Metabolic rate scales with body mass to the 0.75 power (Kleiber's law). A 3 g mouse produces about 36 cal/min; a 70 kg human about 1,200 cal/min; a 5,000 kg elephant about 30,000 cal/min. Per kilogram, the mouse is 12× more metabolically active than the elephant. This is why small animals eat constantly and have rapid heartbeats — they burn through their energy reserves much faster relative to their size.
How did bomb calorimetry help determine the caloric content printed on food labels?
In the late 1800s, Wilbur Atwater burned thousands of food samples in a bomb calorimeter — a sealed steel vessel submerged in water — and measured the temperature rise in cal/min to calculate total energy. He then subtracted energy lost in digestion (measured via feces and urine calorimetry) to derive the "physiological fuel values": 4 cal/g for protein, 4 cal/g for carbohydrate, 9 cal/g for fat.
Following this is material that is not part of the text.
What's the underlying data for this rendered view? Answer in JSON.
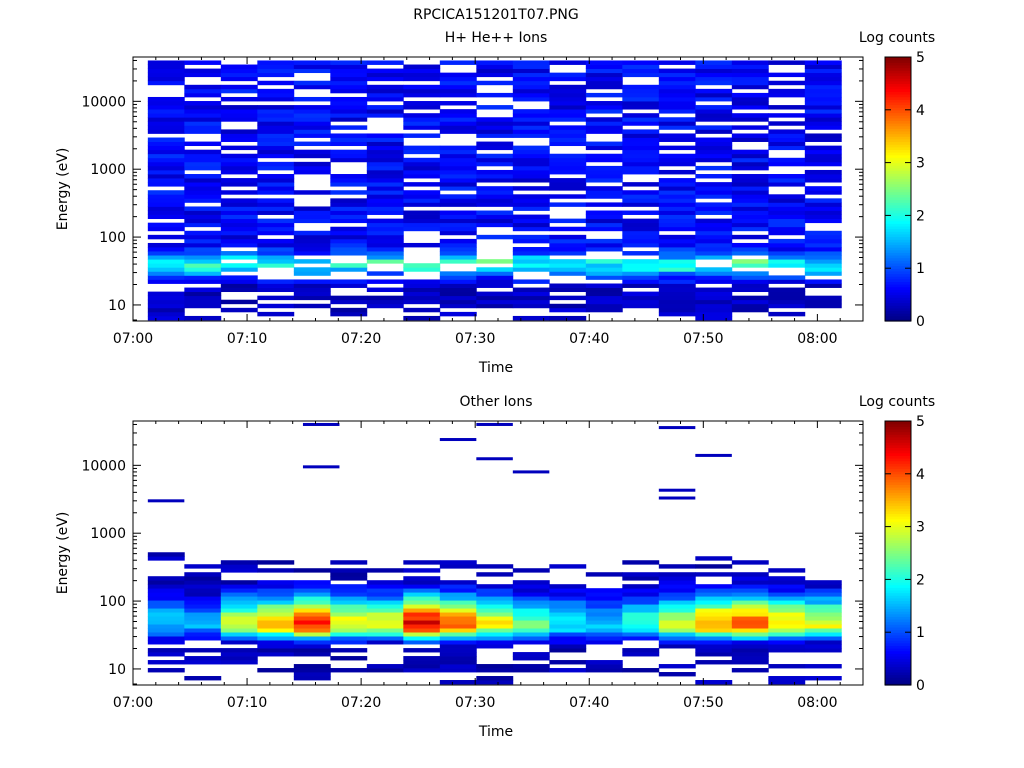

These Atwater factors, over 120 years old, are still the basis for every nutrition label worldwide — remarkably accurate despite their crude origin.
How accurate are fitness trackers at measuring cal/min?
Most wrist-based trackers are 15–30% off for cal/min estimates — some studies found errors up to 93%. They estimate from heart rate, which correlates loosely with metabolic rate but is confounded by temperature, caffeine, stress, and fitness level. Chest-strap heart monitors are better (10–15% error). Gold standard is indirect calorimetry with a face mask measuring O₂ and CO₂, accurate to about 3%. For most people, tracker estimates are directionally useful but not precise.